And of course we can’t forget, uh, what’s his name? Um…it’s right on the tip of my tongue…oh yes. Angel.
So out of Buffy and what’s-his-name having sex for the first time and him ultimately losing his soul and finding out Oz was a werewolf and Zandar almost becoming the lover—and dinner—to a praying mantis aka his teacher, there is one episode that stands out in my mind.
Only one of the best and scariest episodes of the entire series. But it is also one of the most unique. Why? Forty minutes of the episode was in complete silence. No dialogue at all but the story was conveyed through body language, facial expressions and emotion.
Brief synopsis. The town of Sunnydale and its campus are terrorized by fairy tale ghouls called The Gentlemen.
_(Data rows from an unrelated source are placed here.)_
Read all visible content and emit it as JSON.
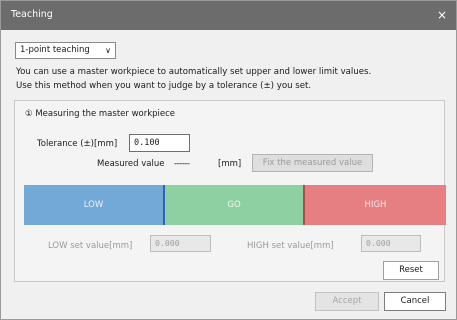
{
  "window": {
    "title": "Teaching",
    "close_glyph": "×"
  },
  "mode_select": {
    "value": "1-point teaching",
    "chevron": "∨"
  },
  "description": {
    "line1": "You can use a master workpiece to automatically set upper and lower limit values.",
    "line2": "Use this method when you want to judge by a tolerance (±) you set."
  },
  "section": {
    "title": "① Measuring the master workpiece",
    "tolerance_label": "Tolerance (±)[mm]",
    "tolerance_value": "0.100",
    "measured_label": "Measured value",
    "measured_value": "------",
    "measured_unit": "[mm]",
    "fix_button": "Fix the measured value",
    "zones": {
      "low": "LOW",
      "go": "GO",
      "high": "HIGH"
    },
    "low_set_label": "LOW set value[mm]",
    "low_set_value": "0.000",
    "high_set_label": "HIGH set value[mm]",
    "high_set_value": "0.000",
    "reset_button": "Reset"
  },
  "footer": {
    "accept_button": "Accept",
    "cancel_button": "Cancel"
  },
  "colors": {
    "titlebar": "#6c6c6c",
    "zone_low": "#73a9d6",
    "zone_go": "#8fd0a3",
    "zone_high": "#e57f82"
  }
}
They steal everyone's voices so they are unable to scream as the skeletal men with their huge toothy grins and pristine black suits carve their beating hearts from their chests. Pretty freaky stuff. So Buffy and the gang must find a way to defeat them without using verbal communication. Classic moment: While discussing how to kill the knife-happy-but-oh-so-polite ghouls, Buffy emulates a stabbing motion by jerking her fist up and down but Giles, Zandar and Willow interpret it as something totally different…hee-hee! Get it? Get it? Fist pumping up and down...whew. Tough crowd.
Okey-dokey. So, in forty minutes of silence...
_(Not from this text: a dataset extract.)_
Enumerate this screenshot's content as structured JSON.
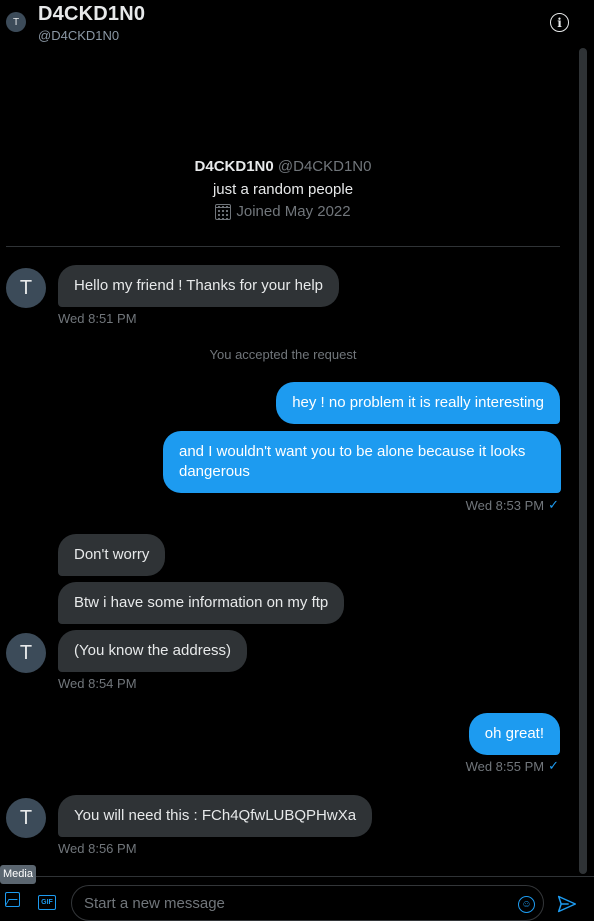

- Riley and Buffy discovered the truth about each other's identity and kissed for the first time.
- Zandar declared his feelings for Ana
- Willow and Tara realized they other was a practicing witch and established the foundation for their girl on girl thing.
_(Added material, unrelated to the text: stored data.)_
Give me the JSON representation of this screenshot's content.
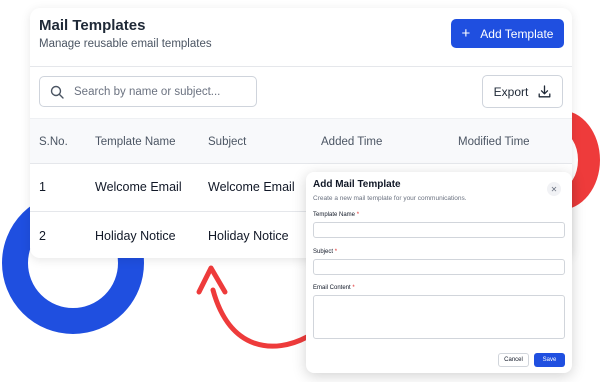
{
  "header": {
    "title": "Mail Templates",
    "subtitle": "Manage reusable email templates",
    "add_label": "Add Template"
  },
  "search": {
    "placeholder": "Search by name or subject..."
  },
  "export": {
    "label": "Export"
  },
  "table": {
    "columns": [
      "S.No.",
      "Template Name",
      "Subject",
      "Added Time",
      "Modified Time"
    ],
    "rows": [
      {
        "sno": "1",
        "name": "Welcome Email",
        "subject": "Welcome Email"
      },
      {
        "sno": "2",
        "name": "Holiday Notice",
        "subject": "Holiday Notice"
      }
    ]
  },
  "modal": {
    "title": "Add Mail Template",
    "subtitle": "Create a new mail template for your communications.",
    "close_icon": "close-icon",
    "fields": {
      "template_name": "Template Name",
      "subject": "Subject",
      "content": "Email Content",
      "required_mark": "*"
    },
    "cancel_label": "Cancel",
    "save_label": "Save"
  },
  "colors": {
    "primary": "#1f4fe0",
    "accent_red": "#ee3b3b"
  }
}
- Giles discovered that blacker the berry sweeter the juice.
All this without one word.
As writers we rely heavily on dialogue. But we also balance it with the body language, the nonverbal expression. Describing whether the hero stalked, paced or sauntered across a room conveys without words whether he is aroused, worried or smug. If a heroine beams, smirks or grimaces we know without dialogue if she is happy, cynical or in pain. There are times when a character’s words are the opposite of what is felt. The words may be lies but the facial expression, gestures and sexual contact relay the truths. Some of my favorite loves scenes are when the hero and heroine express their love through their bodies when their hurt or pain won't allow them to verbalize it. It's at times like these when the nonverbal communication can be more powerful than verbal.